There were various attractions for James at Elland Road: an invitation to join from a club who were top of the same division as Swansea, were 17 games away from promotion to the Premier League; the chance to work with Marcelo Bielsa and the realisation that of all the wide options put to Bielsa before the January window open, the Argentinian singled out him; and roots in East Yorkshire where James was born, grew up and played academy football with Hull City.
Swansea, despite the interest he was receiving, allowed his contract to enter its final 18 months without attempting to discuss an extension five months ago and haven't since.
The 21-year-old was a schoolboy when Hull had him, snared by Swansea for £75,000 in 2014, but he has grown into a Championship winger who Bielsa believed he could hone and improve.
Bielsa called it a “significant transfer” as he waited for it to go through and was sold on what he saw of James in video clips given to him by Leeds: pace to burn and a will to attack as an out-and-out winger should.
It was on that basis that United put their eggs in one basket in the final week of the window.
The club’s scouting team identified alternatives to James but, with discussions with Swansea at a crucial stage, Leeds were set on signing him and no-one else.
Bielsa was ready to go empty handed, rather than see United pay too much for a winger who was in his first full season with Swansea.
James had 18 Championship appearances behind him at that stage and went on loan to Shrewsbury Town last season without playing once. Bielsa, as he likes to do, sized up his potential and advised Leeds to test Swansea’s resistance.
United’s head coach spoke at the time about the player Leeds were expecting to sign.
“Victor Orta (Leeds’ director of football) chose James and I accepted the player shown to me,” Bielsa said. “I agreed with the fact that this player has the features the team needs and responds to the needs of the team.
“The most important element is how he plays. After that comes his age. He comes into the group to compensate experience with youth. We have enough experienced players already.”
The signing of James would have tied in with the reshuffle Bielsa undertook after Samuel Saiz surprised Leeds in December by asking to quit the club and go home to Spain.
Saiz had been in and out of Bielsa’s starting line-up but, on his day, was a high calibre number 10.

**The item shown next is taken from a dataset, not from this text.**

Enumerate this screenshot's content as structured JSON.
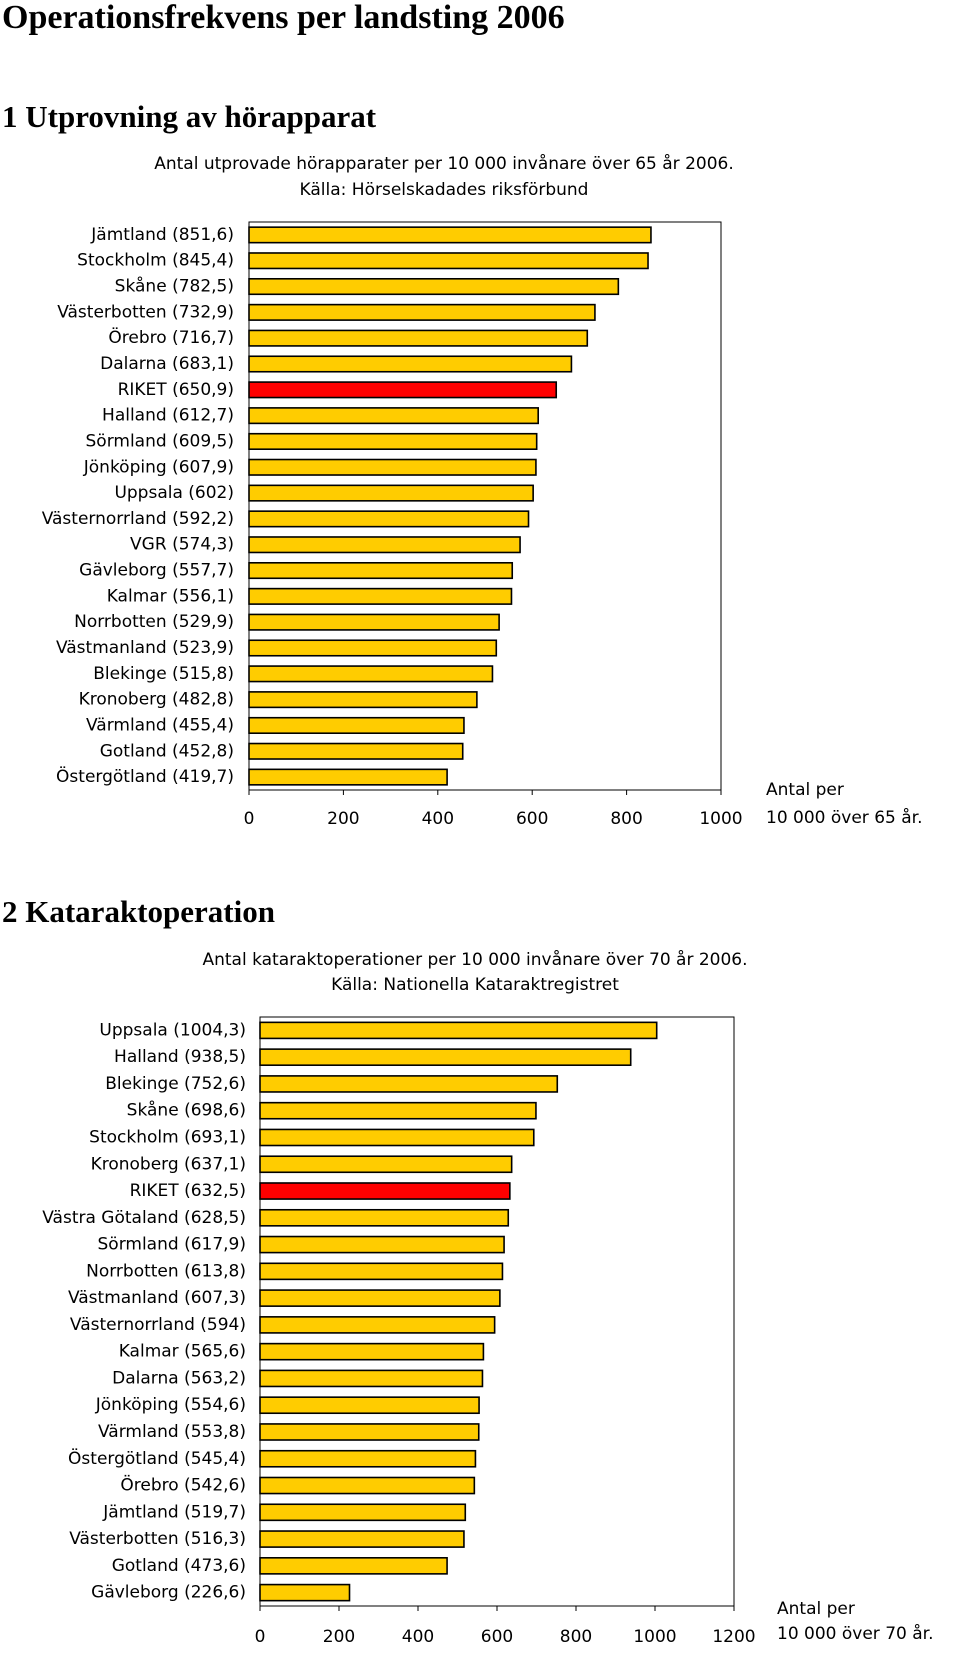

Swansea’s decision to bring down James’ departure was not taken with impunity.
James was set on leaving before the deadline and went back to Swansea deeply disappointed by the club who blocked his transfer and left him sat at Elland Road while the grains of sand slipped away.
City chairman Huw Jenkins resigned in the following days over his role in the saga.
Leeds want to revisit the transfer in the summer should Premier League football come to Elland Road through the play-offs but James, for all his future potential, was a player Bielsa intended to unleash during the Championship run-in.